Despite the rhetoric, inequality not increasing in NZ
Stuff reports:
New Zealand needs to “change its tune” on inequality, think tank The New Zealand institute says.
The group, which is supported by many leading business people, made the call following the publication of a Treasury paper which found inequality in this country has, with some variability, largely remained constant for the past 20 years. …
The new Treasury report acknowledged inequality in this country did rise from the late 1980s to the early 1990s. But it said that since then inequality had – with some variability – remained either constant or had fallen slightly. (Read the report in full here)
In a statement on Friday, NZ Initiative head of research Eric Crampton said “New Zealand simply has no problem of rising inequality”.
In contrast, income inequality had risen in may parts of the world and New Zealand seemed to have imported the narrative that the gap between rich and poor in this country had been widening to the same degree.

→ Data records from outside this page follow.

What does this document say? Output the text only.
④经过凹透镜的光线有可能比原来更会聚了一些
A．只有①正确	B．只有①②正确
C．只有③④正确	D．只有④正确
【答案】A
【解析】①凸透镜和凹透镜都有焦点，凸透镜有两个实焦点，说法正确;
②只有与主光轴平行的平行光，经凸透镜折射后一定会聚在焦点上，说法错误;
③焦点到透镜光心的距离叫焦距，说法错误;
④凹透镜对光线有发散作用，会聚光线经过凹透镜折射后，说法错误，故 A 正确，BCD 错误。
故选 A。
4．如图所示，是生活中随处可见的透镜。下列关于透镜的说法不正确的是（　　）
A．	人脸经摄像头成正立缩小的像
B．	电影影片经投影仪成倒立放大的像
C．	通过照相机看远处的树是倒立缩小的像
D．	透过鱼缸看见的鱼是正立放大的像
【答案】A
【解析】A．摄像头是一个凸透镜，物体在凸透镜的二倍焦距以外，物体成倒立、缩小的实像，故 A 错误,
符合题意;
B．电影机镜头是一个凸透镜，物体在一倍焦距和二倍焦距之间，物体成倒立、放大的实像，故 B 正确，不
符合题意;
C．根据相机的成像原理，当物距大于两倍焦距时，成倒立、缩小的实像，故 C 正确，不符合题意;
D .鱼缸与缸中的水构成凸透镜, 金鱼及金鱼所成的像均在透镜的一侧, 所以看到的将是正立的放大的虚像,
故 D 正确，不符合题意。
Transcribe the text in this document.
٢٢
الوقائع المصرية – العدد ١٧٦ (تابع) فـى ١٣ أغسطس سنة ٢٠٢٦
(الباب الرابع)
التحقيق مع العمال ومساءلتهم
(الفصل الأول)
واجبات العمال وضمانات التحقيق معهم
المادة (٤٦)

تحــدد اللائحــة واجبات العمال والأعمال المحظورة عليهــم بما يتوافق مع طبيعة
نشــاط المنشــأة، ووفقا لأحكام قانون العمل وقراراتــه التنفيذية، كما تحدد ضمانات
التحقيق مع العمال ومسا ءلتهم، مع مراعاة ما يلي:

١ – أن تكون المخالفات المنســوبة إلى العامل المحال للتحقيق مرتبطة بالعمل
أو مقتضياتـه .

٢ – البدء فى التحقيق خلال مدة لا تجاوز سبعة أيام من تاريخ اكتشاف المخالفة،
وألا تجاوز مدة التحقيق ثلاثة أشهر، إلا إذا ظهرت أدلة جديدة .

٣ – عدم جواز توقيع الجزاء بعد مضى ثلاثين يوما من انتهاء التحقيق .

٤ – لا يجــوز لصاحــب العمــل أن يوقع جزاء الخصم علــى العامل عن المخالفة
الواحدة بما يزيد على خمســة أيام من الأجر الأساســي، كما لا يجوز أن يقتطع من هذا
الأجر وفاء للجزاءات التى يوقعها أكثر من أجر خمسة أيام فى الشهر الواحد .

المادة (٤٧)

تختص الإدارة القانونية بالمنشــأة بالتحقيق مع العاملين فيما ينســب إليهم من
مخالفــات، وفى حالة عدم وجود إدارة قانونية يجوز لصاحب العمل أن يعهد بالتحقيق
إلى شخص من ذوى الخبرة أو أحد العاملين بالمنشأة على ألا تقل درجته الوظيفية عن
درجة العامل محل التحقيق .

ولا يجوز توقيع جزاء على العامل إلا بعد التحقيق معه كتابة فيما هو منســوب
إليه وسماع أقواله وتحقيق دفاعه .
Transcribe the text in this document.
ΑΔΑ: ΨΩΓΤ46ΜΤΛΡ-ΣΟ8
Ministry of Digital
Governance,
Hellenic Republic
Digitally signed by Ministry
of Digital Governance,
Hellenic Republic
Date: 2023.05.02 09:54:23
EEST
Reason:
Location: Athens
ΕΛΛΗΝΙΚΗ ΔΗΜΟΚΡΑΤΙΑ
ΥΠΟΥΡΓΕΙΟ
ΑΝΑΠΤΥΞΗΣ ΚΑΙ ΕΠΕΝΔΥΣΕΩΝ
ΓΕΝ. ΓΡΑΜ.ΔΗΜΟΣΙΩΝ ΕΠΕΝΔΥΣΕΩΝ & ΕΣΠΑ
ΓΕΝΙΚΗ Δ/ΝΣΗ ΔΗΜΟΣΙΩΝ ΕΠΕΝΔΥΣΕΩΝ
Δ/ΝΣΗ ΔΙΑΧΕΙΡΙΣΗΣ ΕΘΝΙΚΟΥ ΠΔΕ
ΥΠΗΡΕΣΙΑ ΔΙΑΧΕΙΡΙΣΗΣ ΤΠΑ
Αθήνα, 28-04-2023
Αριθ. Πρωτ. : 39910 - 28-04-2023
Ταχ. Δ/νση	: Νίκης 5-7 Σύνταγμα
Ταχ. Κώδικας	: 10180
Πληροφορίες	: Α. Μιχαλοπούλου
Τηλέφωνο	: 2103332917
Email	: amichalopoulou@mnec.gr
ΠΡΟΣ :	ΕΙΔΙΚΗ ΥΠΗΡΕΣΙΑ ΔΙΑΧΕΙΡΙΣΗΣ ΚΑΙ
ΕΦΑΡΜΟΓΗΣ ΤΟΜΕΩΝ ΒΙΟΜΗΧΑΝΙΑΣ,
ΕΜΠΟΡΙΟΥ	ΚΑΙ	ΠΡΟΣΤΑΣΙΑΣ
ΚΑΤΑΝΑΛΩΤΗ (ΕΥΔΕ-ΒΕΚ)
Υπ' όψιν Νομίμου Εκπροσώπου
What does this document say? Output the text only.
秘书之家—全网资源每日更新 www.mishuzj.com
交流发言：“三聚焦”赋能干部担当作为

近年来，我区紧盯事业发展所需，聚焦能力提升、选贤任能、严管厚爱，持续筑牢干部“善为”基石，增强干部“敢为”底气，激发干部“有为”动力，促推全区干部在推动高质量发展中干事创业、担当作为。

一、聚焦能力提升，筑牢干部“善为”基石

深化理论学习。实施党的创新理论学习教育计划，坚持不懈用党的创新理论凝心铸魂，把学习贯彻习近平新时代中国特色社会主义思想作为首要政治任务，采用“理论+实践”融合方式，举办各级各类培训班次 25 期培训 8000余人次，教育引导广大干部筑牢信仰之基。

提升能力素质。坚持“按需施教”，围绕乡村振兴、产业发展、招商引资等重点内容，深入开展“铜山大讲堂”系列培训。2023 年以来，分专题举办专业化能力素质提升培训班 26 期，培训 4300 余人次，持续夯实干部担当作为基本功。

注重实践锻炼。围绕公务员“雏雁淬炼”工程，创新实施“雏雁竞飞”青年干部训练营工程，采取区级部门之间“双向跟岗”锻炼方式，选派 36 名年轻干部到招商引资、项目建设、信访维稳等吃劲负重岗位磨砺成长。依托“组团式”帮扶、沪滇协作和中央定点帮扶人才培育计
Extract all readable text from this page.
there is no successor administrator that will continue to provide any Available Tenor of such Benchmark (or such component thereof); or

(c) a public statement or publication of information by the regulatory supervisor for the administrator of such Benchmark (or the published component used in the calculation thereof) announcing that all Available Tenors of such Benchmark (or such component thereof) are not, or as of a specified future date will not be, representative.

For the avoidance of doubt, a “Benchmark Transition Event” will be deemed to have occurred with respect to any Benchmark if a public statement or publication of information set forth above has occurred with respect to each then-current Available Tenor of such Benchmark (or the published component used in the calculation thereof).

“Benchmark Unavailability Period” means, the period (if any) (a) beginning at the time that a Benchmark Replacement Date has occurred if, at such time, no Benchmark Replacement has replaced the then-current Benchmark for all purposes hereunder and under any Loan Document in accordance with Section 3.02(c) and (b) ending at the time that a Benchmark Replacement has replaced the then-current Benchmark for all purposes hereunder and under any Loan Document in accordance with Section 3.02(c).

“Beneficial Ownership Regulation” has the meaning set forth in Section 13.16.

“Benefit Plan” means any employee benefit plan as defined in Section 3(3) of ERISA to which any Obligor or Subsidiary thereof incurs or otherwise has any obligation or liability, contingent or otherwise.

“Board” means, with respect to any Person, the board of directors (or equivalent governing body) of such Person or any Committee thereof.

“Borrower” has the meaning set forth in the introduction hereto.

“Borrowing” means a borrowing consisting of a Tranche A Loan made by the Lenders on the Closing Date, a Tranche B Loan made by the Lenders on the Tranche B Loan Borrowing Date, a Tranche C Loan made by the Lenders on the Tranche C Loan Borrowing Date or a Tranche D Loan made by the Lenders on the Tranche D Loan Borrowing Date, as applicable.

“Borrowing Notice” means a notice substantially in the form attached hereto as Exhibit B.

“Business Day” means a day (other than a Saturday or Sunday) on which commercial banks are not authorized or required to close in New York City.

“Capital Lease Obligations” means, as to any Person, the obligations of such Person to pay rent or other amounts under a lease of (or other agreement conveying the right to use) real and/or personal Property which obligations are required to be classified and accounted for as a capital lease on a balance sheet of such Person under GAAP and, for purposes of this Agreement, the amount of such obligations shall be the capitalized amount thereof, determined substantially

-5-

“The most striking finding in the latest Treasury work is that inequality in consumption is lower than it was before the reforms of the 1980s. While salary-based measures of income inequality have not declined as dramatically, a lot of work ignore the fact that the tax and transfer system already works to equalise incomes,” Crampton said.
“In the end, it’s consumption-based measures that give us a better picture of real differences in how people live.”
So when you take account of the tax and welfare system, there is less inequality in NZ than the early 1980s when for some bizarre reason socialists hark back to as a golden era.